Russian Foreign Minister Sergei Lavrov will meet in Kiev on Tuesday with Ukrainian acting Foreign Minister Volodymyr Khandohiy to discuss bilateral relations between the two countries.
According to a Russian Foreign Ministry spokesman, Lavrov and Khandohiy will have a 30-minute one-to-one meeting and will be then joined by the delegations of the two countries’ foreign ministries to continues discussing bilateral issues.
He said that among other issues the top diplomats are set to discuss the Russian Black Sea Fleet’s presence in Ukraine, the delimitation of the Kerch Strait, implementation of large humanitarian projects and other key problems.
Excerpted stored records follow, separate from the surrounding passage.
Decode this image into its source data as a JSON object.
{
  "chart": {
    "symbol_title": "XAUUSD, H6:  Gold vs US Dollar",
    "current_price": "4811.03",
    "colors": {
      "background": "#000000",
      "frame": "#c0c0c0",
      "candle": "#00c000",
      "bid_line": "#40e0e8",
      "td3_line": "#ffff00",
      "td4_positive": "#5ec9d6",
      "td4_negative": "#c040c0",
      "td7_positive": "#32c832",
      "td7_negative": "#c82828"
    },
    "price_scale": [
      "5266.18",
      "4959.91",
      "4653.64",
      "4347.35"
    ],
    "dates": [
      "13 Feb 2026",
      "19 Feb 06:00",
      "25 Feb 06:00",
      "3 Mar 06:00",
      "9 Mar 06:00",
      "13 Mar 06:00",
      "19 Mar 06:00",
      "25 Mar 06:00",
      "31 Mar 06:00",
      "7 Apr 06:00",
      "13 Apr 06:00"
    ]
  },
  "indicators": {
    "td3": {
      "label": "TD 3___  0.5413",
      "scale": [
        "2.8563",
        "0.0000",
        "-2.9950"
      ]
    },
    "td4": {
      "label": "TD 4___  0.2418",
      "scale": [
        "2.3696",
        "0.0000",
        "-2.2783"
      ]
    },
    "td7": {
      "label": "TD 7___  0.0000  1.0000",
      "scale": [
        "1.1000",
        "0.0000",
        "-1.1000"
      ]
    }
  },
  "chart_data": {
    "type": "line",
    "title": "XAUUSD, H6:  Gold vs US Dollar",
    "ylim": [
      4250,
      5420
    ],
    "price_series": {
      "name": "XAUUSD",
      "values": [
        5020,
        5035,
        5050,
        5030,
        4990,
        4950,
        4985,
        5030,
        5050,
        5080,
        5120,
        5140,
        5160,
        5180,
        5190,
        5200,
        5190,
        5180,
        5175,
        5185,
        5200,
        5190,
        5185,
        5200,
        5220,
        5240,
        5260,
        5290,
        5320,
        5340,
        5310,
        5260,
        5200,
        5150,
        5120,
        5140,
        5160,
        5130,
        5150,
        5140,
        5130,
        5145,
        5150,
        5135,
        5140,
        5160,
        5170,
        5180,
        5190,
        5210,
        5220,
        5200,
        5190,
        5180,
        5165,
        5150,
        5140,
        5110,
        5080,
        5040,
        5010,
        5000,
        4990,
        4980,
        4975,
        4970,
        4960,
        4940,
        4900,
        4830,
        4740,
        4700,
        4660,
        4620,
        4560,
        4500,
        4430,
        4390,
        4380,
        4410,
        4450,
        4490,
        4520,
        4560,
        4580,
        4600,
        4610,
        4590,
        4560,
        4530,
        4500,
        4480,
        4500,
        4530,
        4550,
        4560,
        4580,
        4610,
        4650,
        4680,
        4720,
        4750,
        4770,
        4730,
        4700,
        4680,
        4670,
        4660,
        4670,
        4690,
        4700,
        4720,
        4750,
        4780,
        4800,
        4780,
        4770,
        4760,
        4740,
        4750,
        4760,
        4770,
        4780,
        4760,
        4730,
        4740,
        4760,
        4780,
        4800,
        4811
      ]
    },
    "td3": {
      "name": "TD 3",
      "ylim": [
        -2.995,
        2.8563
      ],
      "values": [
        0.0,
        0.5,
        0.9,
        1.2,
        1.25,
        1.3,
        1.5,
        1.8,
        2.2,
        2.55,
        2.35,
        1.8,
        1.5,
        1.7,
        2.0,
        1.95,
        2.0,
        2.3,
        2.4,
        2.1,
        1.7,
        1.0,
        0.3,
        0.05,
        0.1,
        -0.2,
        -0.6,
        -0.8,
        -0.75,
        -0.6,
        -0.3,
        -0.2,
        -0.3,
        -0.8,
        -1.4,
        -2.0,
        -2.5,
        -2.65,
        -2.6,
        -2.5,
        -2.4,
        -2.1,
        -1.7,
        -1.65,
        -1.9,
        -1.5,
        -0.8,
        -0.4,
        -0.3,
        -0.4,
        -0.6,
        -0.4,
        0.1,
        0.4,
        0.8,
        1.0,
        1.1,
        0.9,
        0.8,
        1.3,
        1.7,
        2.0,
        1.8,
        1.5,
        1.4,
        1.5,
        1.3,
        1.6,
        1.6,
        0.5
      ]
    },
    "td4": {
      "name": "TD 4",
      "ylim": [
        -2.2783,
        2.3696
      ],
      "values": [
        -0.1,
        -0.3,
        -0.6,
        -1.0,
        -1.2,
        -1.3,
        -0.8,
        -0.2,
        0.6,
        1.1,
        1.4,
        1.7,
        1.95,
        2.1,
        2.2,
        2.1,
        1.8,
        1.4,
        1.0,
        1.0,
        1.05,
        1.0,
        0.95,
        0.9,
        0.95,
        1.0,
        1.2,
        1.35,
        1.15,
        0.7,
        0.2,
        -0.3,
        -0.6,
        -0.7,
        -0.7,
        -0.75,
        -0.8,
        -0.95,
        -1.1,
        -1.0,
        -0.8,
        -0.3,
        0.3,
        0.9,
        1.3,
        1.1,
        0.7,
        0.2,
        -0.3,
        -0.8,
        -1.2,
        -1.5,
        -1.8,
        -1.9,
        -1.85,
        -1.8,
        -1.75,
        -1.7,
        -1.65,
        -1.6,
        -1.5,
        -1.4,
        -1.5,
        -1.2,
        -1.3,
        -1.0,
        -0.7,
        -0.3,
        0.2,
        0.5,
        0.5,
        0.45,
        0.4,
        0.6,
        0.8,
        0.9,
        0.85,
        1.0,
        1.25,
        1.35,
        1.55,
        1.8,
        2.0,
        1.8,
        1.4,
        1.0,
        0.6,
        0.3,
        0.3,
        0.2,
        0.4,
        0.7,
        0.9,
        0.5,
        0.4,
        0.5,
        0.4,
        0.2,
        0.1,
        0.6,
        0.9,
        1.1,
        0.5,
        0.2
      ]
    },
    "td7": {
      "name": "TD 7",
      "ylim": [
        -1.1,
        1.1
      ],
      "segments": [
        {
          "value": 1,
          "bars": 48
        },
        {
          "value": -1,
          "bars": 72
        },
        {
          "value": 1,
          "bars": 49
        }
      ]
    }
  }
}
Russia’s Black Sea Fleet uses a range of naval facilities in Ukraine’s Crimea, including the main base in Sevastopol, as part of a 1997 agreement under which Ukraine agreed to lease the bases to Russia until 2017. Kiev insists that Russia withdraws its fleet from the Ukrainian territory.
As for the delimitation of the Kerch Strait, the two countries have been in a dispute over their maritime borders since the early 1990s.
Ukraine is insisting a border be drawn in the Kerch Strait, which links the Sea of Azov to the Black Sea, along the administrative boundary that existed between Russia and Ukraine in the former Soviet Union. Russia, however, maintains that inland water areas were not subject to boundaries in the Soviet era, and therefore this principle is not applicable.
In his August 11 letter, Russian President Dmitry Medvedev blamed Kiev for the deterioration in relations between the two former Soviet republics, strained in recent years by gas disputes, Ukraine’s desire to join NATO, and interpretations of the Soviet-era famine in Ukraine. Russia has also accused Ukraine of supplying weapons to Georgia during last year’s war between Russia and Georgia over South Ossetia.
Ukrainian President Viktor Yushchenko said in response to the letter that he was “very disappointed” by its “unfriendly nature.” He agreed Russian-Ukrainian ties faced major problems and criticized Medvedev for excluding any possibility that Russia was responsible.